De son côté, la Commission européenne appelle au "débarquement immédiat au port sûr le plus proche" des 234 migrants, estimant que "la situation à bord du navire a atteint un niveau critique et doit être résolue de toute urgence pour éviter une tragédie humanitaire".
Acte 3 : Darmanin annonce l'accueil du navire et fustige l'Italie qui "ne se comporte pas comme un Etat européen responsable"
Nouveau rebondissement : l'"Ocean Viking" est finalement accueilli ce vendredi par la France au port de Toulon et "un tiers" des passagers migrants seront "relocalisés" en France, a annoncé, jeudi, Gérald Darmanin.
"C'est à titre exceptionnel que nous accueillons ce bateau, au vu des quinze jours d'attente en mer que les autorités italiennes ont fait subir aux passagers", précise le ministre. Il ajoute que les passagers qui ne répondent pas aux critères de demandeurs d'asile "seront reconduits directement". Trois migrants dans un état de santé grave et l'un des migrants rescapés les accompagnant ont dû être évacués par hélicoptère vers l'hôpital de Bastia, en Corse, jeudi dans la matinée après cette longue errance maritime.

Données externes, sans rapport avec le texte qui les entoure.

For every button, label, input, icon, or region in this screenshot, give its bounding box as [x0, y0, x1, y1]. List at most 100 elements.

Le ministre de l'Intérieur dénonce par la même occasion le "choix incompréhensible" de l'Italie de ne pas accueillir ce bateau. L'Italie a "pris le parti de ne pas se comporter comme un Etat européen responsable", regrette-t-il. En guise de protestation, la France décide de suspendre "à effet immédiat" l'accueil prévu cet été de 3500 réfugiés actuellement en Italie.

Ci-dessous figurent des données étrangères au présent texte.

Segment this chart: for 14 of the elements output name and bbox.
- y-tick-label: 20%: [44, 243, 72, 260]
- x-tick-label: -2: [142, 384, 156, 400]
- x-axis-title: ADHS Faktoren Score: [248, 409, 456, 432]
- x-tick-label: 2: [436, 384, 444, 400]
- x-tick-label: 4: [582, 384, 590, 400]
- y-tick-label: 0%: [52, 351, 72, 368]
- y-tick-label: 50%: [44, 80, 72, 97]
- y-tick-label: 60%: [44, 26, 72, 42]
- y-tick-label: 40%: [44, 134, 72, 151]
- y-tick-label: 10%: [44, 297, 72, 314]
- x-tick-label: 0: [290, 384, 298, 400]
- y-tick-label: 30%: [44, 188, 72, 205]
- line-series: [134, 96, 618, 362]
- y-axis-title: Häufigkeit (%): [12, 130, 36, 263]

Le ministre de l'Intérieur rappelle qu'un mécanisme européen permet une relocalisation dans d'autres pays européens des réfugiés arrivés notamment en Italie dans le cadre du droit international et du droit de la mer. Il appelle "tous les autres participants (à ce mécanisme), notamment l'Allemagne" à suspendre également l'accueil prévu des réfugiés actuellement en Italie. La France prendra des mesures de "renforcement des contrôles aux frontières" avec l'Italie, ajoute-t-il. Paris "tirera aussi les conséquences" de l'attitude italienne sur les autres aspects de sa "relation bilatérale", complète le ministre.
Acte 4 : Rome dénonce une réaction française "totalement incompréhensible"

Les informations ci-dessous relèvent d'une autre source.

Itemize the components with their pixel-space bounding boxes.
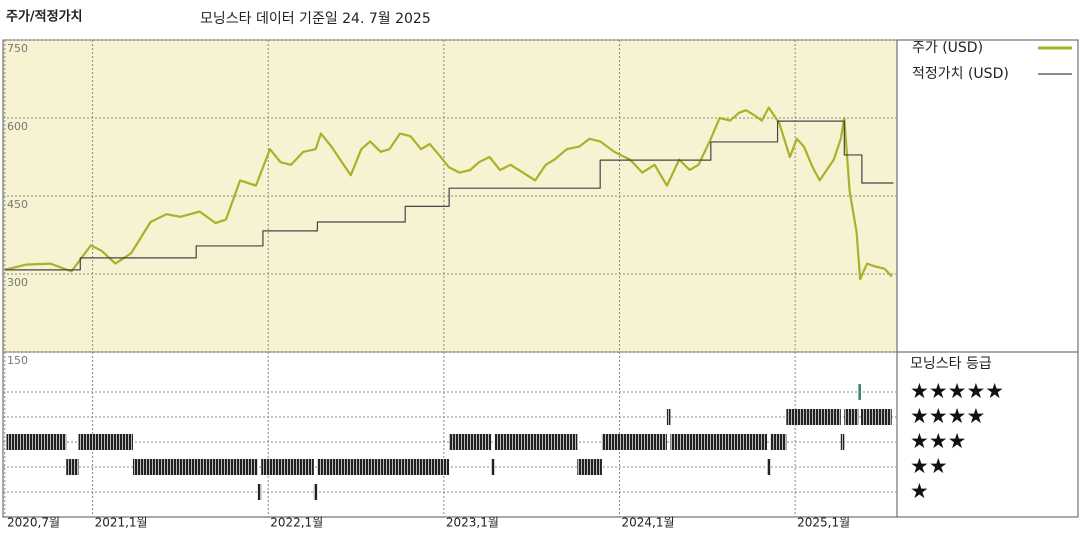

La réaction italienne ne se fait pas attendre. Quelques heures après l'annonce française, le ministre de l'Intérieur du gouvernement Meloni, Matteo Piantedosi, dénonce comme "totalement incompréhensible" la décision française de mesures de rétorsion envers Rome. "Ce que nous ne comprenons pas est la raison pour laquelle l'Italie devrait accepter de bon gré ce que les autres ne sont pas disposés à accepter", rétorque-t-il dans un communiqué.
"Cette année, presque 90 000 personnes ont débarqué en Italie. Treize pays européens se sont engagés à reprendre au total 8 000 personnes, moins d'un dixième. Jusqu'à présent, un total de 117 personnes ont été prises en charge (0,13% des arrivées), dont 38 par la France (0,04%), précise le ministre italien.
Il dénoncé la volonté "d'imposer le principe que l'Italie soit l'unique arrivée européenne possible pour les immigrés illégaux" et le fait qu'en dépit des affirmations de solidarité européenne, la péninsule "a affronté jusqu'à présent seule ce problème". "Les pays d'arrivée ne peuvent pas porter seuls la responsabilité exclusive de gestion des flux" de migrants, conclut Matteo Piantedosi.
Un bras de fer avait déjà opposé les Européens à l'Italie il y a quatre ans, sous le gouvernement de Matteo Salvini, sur l'accueil des bateaux humanitaires recueillant des migrants. Paris et Rome s'étaient notamment accrochés autour du sort de l'"Aquarius" en juin 2018, l'ancien navire de l'ONG SOS Méditerranée, qui avait finalement dû débarquer à Valence en Espagne après avoir récupéré 630 migrants au large de la Libye.